Now, the data team is tasked with analyzing both the structured product information and the unstructured image data to generate insights, such as:

  • What visual characteristics are common among high-performing products?
  • Can we automatically annotate and categorize product images?
  • How do product descriptions align with image content?

But there's a problem.

The company don’t want to maintain multiple pipelines using Python for image annotation and Spark for joining data, nor do they want to transfer large image files between clouds just to run ML models.

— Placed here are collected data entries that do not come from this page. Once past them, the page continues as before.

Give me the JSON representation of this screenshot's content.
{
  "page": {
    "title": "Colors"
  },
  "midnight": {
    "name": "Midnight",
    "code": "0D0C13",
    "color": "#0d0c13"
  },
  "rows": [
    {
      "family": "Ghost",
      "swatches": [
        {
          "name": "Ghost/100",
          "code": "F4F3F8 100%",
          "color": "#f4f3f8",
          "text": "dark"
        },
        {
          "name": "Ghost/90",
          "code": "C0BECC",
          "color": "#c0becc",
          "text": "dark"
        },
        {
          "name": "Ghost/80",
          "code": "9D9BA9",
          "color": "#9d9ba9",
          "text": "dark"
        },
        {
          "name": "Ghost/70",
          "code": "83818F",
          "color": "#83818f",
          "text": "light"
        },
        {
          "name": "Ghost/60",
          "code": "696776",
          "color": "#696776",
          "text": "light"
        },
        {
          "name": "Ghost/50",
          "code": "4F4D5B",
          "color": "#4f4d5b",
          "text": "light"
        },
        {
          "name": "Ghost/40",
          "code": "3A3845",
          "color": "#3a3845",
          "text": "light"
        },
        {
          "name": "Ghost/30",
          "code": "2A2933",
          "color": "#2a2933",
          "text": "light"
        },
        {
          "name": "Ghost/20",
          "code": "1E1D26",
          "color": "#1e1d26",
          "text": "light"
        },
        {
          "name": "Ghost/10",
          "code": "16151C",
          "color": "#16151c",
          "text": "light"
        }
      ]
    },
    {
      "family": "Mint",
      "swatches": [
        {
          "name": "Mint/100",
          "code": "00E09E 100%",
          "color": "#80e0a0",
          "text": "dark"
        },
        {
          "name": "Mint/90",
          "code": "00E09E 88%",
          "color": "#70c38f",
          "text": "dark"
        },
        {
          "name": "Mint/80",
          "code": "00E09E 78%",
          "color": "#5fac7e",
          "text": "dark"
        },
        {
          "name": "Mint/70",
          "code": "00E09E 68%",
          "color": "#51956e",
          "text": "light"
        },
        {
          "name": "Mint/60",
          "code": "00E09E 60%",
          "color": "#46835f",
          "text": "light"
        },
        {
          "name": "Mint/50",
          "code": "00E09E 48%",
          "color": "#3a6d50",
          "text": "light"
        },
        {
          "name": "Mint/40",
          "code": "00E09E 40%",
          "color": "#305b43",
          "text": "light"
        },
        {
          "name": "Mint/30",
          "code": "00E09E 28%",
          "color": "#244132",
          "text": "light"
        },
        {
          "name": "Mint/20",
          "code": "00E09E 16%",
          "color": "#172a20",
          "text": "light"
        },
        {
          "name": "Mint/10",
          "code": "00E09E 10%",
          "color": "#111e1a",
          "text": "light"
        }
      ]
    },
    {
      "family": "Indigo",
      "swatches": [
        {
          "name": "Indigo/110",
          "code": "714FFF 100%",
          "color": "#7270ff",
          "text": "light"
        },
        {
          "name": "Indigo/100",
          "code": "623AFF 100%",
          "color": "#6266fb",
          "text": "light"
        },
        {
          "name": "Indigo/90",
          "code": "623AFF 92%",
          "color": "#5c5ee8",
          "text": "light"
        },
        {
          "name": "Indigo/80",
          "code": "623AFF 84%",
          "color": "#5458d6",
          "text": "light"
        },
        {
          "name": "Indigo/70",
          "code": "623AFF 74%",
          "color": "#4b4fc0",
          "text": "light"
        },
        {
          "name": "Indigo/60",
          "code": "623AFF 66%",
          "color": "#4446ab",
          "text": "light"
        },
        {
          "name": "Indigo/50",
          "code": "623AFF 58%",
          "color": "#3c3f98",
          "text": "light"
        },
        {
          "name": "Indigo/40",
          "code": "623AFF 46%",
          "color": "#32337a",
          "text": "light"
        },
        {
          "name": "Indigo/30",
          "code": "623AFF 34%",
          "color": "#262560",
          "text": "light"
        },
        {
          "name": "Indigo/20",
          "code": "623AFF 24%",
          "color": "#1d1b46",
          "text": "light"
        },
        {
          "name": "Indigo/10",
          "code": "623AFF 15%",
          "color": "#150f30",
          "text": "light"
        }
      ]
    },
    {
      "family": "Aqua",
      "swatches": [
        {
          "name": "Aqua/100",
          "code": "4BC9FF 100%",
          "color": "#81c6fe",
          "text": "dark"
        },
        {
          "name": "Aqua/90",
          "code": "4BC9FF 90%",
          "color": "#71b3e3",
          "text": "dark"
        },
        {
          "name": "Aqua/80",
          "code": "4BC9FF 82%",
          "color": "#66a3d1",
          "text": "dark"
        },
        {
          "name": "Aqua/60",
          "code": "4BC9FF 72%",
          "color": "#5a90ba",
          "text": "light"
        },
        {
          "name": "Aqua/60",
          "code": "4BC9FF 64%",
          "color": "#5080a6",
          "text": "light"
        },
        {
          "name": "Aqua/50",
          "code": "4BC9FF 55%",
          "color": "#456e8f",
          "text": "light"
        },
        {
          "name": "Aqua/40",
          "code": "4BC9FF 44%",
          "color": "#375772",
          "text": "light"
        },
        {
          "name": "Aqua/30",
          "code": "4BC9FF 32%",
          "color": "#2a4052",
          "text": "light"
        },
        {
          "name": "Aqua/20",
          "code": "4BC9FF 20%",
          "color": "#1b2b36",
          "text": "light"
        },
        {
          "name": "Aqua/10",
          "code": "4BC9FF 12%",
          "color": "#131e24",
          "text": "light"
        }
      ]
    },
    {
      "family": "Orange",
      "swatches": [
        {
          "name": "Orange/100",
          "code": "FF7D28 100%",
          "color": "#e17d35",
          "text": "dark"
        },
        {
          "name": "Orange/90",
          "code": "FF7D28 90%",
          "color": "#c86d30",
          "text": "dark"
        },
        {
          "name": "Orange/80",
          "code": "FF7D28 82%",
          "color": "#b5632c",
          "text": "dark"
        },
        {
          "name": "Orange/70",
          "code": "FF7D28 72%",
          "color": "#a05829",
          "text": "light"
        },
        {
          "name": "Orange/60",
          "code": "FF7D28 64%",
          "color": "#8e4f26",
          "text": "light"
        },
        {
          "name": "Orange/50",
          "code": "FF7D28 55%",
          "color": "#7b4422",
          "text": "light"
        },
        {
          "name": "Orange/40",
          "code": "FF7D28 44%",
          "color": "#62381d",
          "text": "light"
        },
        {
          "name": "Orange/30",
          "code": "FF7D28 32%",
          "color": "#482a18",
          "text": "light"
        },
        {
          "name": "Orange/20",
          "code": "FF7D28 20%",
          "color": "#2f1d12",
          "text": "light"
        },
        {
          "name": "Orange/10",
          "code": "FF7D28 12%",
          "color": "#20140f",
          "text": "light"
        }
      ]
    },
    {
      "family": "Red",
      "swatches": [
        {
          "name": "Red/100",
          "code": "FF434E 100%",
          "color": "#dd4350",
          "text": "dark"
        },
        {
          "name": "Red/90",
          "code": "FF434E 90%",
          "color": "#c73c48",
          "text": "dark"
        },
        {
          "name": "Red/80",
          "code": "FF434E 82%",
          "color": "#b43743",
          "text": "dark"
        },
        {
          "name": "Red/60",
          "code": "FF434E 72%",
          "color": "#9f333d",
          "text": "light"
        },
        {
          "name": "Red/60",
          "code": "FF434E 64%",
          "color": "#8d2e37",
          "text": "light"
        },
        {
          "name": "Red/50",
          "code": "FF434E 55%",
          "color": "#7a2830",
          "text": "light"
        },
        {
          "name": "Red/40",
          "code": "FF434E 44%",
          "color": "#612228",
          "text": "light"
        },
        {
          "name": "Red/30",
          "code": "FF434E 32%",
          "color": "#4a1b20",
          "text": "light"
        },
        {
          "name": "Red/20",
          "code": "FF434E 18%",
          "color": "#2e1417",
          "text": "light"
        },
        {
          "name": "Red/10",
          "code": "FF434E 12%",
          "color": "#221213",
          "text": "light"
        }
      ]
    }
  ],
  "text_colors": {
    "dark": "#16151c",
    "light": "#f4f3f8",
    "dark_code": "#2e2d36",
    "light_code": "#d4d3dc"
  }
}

The company want to keep things simple, scalable, and SQL-driven, so that data analysts and BI teams can contribute directly without learning new tools.

That’s where BigQuery becomes your central processing engine:

  • We can use BigLake Tables to query structured product data directly from AWS S3.
  • We can use Object Tables to access images stored in GCS without copying them.
  • We can integrate Remote Models to call the Cloud Vision API for image annotation, directly within SQL.

This architecture allows your team to process both structured and unstructured data, across AWS and GCP, using just SQL—without building and maintaining separate pipelines or duplicating data across cloud environments.

When Not to Use This Architecture?

While a unified SQL-based, cross-cloud pipeline on BigQuery offers simplicity and power, it's not always the right choice. Consider alternatives if:

  • To avoid vendor lock-in to BigQuery's query engine or proprietary features like Remote Models and Object Tables. While they’re powerful, they tightly couple your pipelines to GCP.
  • BigQuery costs are a concern. If your workloads involve large-scale image annotation or frequent joins over huge datasets, query costs can grow rapidly.
  • Teams prefer full Python-based workflows. If data teams are more comfortable with notebooks, Python SDKs, and want flexibility outside SQL, it might be better to build pipelines in tools like Airflow or Prefect, using Python-native ML libraries.
  • You need real-time processing. This architecture is designed for batch or scheduled workflows. If your use case requires low-latency streaming, a dedicated streaming engine like Apache Flink or Kafka Streams may be more appropriate.